ニコニコ動画で「ひれ伏せ平民どもっ! 」の市場に出ていたもの。ネタのつもりで1巻を買ってみた。(現時点で3巻まで続編が出ている)
これはいわゆる「架空戦記」もので、実際の名前をバンバン使い、実際にあった史実なども便利に使いつつ、話の展開そのものは割と自由に変更するというもの。誰がどう見てもこれは「秋篠宮眞子様」がモデルで、舞台は1941年当時の日本なのだが、いまのわが国では「これはフィクションです」で済んでしまうから、言論の自由を改めて感じた一冊であった。
アマゾンでは割と好意的な評価がされているようだが、私としては、こうした「キワモノ」に対する免疫がないうえ、歴史は好きだが戦史オタクが苦手なので正直、まあこんなものか、という程度の感想をもった。
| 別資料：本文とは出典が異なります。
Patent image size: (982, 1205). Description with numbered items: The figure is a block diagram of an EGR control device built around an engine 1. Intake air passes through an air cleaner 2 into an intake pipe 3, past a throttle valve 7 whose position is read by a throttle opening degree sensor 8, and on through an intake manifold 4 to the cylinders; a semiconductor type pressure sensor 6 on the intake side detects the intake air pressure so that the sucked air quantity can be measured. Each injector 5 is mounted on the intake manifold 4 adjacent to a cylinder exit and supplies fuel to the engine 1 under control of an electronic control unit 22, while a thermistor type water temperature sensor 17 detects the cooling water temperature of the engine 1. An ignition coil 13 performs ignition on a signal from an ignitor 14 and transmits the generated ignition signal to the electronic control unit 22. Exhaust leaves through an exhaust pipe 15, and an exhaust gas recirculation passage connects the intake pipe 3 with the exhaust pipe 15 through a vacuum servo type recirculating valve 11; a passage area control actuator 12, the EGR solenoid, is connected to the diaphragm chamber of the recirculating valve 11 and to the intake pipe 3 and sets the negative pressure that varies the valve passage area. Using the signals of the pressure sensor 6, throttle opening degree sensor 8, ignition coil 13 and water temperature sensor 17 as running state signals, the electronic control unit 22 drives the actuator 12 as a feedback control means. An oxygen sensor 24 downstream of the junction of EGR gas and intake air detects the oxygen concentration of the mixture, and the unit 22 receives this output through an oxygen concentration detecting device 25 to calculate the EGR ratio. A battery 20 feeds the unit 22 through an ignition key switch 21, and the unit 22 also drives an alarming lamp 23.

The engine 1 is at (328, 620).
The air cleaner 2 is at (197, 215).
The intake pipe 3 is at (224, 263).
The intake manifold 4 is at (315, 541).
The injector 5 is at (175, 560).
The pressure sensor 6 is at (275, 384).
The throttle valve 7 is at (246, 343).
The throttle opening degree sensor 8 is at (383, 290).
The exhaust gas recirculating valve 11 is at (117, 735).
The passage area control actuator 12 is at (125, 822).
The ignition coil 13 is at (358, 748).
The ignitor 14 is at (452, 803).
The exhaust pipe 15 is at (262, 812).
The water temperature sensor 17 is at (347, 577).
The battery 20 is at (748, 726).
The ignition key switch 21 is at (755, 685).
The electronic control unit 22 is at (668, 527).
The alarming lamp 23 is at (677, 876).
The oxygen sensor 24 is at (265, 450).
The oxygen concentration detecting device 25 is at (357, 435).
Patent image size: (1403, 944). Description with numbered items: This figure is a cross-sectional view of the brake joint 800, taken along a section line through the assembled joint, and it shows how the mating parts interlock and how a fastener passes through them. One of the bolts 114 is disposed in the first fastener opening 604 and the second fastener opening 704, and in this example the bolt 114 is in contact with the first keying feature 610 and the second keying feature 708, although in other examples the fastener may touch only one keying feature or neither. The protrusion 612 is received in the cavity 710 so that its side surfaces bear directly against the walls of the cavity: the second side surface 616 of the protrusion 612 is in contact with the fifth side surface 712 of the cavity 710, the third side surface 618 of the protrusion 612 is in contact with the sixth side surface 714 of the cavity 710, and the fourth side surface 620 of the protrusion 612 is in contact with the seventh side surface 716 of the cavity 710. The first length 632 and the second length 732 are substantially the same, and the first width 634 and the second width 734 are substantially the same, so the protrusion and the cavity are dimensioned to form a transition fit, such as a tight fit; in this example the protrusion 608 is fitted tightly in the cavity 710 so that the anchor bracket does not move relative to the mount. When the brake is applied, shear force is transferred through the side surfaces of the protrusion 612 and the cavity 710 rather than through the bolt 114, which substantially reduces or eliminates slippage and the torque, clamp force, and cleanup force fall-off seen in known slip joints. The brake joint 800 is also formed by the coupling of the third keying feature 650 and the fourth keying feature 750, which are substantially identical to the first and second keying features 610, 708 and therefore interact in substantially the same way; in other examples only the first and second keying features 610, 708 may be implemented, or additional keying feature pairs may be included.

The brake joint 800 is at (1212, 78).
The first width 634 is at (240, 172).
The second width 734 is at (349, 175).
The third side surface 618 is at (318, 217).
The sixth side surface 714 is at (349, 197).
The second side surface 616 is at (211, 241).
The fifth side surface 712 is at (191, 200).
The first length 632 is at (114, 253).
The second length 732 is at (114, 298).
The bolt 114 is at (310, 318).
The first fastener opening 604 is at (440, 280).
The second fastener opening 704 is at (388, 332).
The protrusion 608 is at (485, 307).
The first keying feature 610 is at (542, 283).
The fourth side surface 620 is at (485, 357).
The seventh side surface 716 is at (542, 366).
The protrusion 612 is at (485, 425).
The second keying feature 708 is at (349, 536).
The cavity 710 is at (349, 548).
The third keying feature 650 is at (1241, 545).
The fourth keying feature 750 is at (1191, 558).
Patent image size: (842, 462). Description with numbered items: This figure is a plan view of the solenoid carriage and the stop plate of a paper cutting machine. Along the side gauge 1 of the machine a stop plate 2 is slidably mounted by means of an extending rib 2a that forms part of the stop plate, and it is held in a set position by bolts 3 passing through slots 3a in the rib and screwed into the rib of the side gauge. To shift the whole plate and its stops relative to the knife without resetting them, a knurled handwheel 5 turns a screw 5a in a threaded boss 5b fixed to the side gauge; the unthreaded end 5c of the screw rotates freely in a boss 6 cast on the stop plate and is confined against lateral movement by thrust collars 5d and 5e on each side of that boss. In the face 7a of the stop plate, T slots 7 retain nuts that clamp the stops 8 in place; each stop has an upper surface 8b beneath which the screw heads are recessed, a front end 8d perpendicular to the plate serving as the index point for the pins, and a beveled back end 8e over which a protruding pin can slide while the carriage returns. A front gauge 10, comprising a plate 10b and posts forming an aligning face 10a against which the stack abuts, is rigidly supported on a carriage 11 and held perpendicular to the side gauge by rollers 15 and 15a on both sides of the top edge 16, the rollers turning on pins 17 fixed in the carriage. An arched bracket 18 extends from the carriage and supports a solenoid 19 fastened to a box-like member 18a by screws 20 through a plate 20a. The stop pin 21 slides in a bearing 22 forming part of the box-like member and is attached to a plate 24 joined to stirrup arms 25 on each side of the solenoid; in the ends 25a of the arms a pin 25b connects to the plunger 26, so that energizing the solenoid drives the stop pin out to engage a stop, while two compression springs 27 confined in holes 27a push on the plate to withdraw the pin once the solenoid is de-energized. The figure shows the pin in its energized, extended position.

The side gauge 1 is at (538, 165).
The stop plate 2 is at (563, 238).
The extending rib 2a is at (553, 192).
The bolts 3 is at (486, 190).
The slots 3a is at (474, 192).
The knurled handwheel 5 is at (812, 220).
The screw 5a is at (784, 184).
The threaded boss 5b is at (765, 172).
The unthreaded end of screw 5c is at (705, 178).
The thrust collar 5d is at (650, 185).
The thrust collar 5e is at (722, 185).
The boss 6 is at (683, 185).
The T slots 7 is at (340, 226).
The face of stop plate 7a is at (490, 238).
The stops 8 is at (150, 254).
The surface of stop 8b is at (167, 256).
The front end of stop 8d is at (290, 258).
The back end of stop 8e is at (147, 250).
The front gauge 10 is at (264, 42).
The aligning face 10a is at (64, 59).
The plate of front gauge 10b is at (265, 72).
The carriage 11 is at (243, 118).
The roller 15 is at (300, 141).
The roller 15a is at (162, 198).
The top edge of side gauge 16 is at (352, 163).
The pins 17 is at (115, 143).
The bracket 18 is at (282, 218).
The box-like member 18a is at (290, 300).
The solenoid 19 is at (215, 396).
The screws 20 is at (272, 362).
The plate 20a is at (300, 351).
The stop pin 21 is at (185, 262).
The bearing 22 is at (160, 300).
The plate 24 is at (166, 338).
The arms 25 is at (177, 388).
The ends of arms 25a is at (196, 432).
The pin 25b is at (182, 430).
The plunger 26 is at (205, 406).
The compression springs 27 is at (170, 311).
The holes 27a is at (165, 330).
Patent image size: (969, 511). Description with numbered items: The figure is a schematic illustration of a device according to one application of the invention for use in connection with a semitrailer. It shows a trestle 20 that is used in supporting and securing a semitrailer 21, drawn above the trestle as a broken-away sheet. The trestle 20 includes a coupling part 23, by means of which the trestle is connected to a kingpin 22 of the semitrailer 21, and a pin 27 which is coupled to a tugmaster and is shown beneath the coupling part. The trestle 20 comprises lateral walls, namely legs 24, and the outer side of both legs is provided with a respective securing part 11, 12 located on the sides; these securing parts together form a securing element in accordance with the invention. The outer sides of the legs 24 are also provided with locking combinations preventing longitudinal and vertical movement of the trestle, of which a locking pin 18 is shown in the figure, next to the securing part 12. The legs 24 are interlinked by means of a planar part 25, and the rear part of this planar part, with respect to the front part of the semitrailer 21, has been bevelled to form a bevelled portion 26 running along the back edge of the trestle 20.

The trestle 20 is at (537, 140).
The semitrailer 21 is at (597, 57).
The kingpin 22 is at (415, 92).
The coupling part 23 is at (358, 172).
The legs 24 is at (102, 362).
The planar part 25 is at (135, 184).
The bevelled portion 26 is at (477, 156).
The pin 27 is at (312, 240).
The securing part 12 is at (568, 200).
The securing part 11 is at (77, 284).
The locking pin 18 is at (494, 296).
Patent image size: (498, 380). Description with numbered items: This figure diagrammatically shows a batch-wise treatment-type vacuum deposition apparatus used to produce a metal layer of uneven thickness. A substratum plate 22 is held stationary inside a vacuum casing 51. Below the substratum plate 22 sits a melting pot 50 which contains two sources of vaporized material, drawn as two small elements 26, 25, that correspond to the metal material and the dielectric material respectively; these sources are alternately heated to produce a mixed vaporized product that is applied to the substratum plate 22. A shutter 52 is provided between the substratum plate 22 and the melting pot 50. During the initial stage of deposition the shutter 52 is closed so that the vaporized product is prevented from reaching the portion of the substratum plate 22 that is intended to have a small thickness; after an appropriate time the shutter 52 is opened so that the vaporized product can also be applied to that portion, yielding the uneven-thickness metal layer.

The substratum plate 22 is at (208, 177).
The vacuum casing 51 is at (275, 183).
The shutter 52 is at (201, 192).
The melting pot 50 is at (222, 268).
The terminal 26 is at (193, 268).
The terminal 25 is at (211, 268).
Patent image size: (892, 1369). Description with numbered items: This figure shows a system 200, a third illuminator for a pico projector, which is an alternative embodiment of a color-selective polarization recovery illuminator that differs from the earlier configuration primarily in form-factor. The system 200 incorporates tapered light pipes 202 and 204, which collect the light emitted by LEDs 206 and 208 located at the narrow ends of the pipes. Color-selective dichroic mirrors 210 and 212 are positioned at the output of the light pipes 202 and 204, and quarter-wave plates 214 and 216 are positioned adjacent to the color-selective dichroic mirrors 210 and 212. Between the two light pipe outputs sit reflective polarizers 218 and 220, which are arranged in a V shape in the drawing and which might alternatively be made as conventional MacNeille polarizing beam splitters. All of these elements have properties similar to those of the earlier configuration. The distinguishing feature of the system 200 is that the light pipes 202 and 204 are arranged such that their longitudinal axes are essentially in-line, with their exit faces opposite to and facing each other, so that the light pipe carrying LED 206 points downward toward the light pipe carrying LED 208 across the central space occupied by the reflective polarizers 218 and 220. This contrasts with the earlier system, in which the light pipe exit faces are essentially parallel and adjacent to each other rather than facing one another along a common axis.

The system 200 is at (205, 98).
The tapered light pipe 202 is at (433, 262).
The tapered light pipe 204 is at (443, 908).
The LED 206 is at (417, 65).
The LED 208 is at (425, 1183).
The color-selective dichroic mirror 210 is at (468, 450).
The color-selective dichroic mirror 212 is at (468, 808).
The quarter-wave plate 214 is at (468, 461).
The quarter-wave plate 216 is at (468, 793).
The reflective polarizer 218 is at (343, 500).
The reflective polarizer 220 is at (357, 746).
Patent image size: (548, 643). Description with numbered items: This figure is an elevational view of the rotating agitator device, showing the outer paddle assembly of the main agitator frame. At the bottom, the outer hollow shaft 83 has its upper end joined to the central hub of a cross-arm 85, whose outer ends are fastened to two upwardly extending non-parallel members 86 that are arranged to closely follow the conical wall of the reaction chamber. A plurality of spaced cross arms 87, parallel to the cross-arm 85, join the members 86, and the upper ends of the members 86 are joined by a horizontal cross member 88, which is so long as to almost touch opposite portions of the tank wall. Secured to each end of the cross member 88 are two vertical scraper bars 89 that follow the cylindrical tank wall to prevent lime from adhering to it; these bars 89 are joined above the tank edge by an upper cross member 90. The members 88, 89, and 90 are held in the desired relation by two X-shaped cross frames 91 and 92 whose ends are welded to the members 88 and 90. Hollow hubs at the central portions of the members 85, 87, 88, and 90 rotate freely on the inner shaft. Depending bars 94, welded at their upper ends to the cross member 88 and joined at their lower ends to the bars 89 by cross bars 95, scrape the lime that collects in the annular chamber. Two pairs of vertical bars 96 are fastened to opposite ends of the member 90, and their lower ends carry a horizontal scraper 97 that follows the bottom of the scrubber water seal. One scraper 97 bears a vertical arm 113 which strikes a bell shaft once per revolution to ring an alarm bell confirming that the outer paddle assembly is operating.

ただ、著者の戦艦や各種航空機に対する造詣の深さや、ライトノベルでありながらあからさまな萌えを追求しない姿勢は、あるいは評価されていいかもしれない。全体的な印象は、奇しくも先日紹介した「マブラヴ」のそれと似ているとでも言おうか。内親王那子様は、ちょうどマブラヴの冥夜に、侍従頭の東雲薫子はさしずめ月詠に相当するだろう。(もしかしたら本作がマブラヴの設定をパクったか、あるいは姫+侍従というのは定式化したギミックなのか) ただ、残念ながらシナリオの書き込み、人物の描写、演出のどれをとってもラノベの域を出なかった。そういう意味では「マブラヴ」のほうがレベル高いかもしれない。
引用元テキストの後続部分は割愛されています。